- Cover art of Férias Frustradas do Pica-Pau
- Developer: Tec Toy
- Publisher: Tec Toy
- Platforms: Mega Drive Master System
- Release: BRA: October 1996 (MD);
- Genre: Platform
- Mode: Single-player

= Férias Frustradas do Pica-Pau =

1996 video game

Férias Frustradas do Pica-Pau (Woody Woodpecker's Frustrated Vacations) is a platform video game developed and published by Tec Toy for the Mega Drive, and the Master System, it was released in October 1996 for Brazil only. This video game was based on the animated short film series created by Walter Lantz, and the title and some of the game art makes references to the Brazilian release of National Lampoon's Vacation under the name Frustrated Vacations.

==Gameplay==
The player takes the role of Woody Woodpecker. Woody's attack is using his beak to attack at enemies. One can also jump to cross platforms or to avoid enemy attacks such as throwing acorns. Also the player would have to collect money bags which are across the levels. Aiding Woody Woodpecker is a rocket pack which makes the player travel faster and a horn to wake Wally Walrus, but these only appear in the Mega Drive version.

==Story==

Woody running through the first level, about to be hit.

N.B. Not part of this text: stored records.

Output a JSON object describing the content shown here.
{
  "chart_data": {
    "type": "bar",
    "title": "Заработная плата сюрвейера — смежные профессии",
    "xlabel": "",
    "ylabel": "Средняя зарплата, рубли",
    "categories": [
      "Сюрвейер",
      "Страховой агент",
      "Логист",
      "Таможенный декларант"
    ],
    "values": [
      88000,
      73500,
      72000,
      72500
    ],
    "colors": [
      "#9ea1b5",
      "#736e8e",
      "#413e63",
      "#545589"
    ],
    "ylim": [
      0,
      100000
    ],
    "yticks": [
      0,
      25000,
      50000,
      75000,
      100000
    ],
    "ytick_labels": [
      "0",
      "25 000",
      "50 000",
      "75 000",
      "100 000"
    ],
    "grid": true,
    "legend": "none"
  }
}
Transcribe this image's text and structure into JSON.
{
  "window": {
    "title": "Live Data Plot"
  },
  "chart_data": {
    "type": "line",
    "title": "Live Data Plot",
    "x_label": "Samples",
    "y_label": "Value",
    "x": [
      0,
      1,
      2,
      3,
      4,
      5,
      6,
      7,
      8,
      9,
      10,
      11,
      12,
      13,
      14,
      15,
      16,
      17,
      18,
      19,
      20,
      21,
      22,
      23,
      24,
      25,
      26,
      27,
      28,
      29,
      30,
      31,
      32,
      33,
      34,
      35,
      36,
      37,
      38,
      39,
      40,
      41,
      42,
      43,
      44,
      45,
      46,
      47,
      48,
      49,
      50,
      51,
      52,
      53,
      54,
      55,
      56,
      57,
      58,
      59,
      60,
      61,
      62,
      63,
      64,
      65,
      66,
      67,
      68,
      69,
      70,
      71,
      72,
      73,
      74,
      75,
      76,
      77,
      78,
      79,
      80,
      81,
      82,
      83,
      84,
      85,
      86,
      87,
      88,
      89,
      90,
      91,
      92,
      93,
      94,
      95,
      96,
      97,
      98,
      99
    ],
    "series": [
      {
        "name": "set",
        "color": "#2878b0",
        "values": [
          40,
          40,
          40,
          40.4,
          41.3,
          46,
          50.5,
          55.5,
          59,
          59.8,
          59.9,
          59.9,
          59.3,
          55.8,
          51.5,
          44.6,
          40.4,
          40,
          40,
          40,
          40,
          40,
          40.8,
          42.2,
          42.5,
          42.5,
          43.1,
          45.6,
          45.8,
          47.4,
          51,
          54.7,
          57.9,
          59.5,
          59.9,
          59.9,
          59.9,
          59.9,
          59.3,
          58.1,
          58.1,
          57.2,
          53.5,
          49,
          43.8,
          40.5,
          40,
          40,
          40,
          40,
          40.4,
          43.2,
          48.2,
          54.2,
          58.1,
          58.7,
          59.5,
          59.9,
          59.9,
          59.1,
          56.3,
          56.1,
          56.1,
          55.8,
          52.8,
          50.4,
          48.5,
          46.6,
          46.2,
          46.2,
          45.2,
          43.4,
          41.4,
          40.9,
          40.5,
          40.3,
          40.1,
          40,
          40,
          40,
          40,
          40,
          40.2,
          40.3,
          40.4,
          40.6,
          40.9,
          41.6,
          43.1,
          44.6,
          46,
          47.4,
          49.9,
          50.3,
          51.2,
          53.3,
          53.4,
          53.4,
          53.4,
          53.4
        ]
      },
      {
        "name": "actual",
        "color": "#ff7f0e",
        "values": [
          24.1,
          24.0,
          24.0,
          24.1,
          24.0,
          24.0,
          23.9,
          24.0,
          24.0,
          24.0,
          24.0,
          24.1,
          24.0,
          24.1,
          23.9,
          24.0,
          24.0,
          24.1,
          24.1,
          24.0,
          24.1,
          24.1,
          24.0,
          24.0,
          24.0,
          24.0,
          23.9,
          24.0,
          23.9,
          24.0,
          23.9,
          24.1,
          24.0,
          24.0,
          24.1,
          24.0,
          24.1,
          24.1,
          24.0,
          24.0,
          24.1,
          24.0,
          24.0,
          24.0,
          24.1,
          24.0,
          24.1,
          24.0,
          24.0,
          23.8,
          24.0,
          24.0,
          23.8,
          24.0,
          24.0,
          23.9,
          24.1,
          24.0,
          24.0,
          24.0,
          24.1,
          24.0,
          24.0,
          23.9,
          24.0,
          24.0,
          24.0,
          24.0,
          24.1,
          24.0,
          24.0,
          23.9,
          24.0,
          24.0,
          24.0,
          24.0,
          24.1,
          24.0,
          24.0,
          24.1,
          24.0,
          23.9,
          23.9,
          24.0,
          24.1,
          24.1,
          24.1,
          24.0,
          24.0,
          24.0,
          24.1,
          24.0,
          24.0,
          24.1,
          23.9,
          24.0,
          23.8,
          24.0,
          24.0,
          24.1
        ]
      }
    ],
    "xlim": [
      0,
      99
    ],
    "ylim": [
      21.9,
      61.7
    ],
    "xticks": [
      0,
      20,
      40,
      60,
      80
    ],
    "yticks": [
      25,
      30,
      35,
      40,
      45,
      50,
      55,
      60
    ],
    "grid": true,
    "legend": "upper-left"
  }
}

At the start of the game, Woody Woodpecker and his friends are travelling down in a car towards their vacation spot. When Woody takes a photo of his friends, a flash suddenly makes them disappear. A letter falls and it reads that Buzz Buzzard (known as Zeca Urubu in Portuguese) has kidnapped Woody's friends and the first to go is Andy Panda. Woody has to save them. Oswald the Lucky Rabbit is one of the characters that must be saved.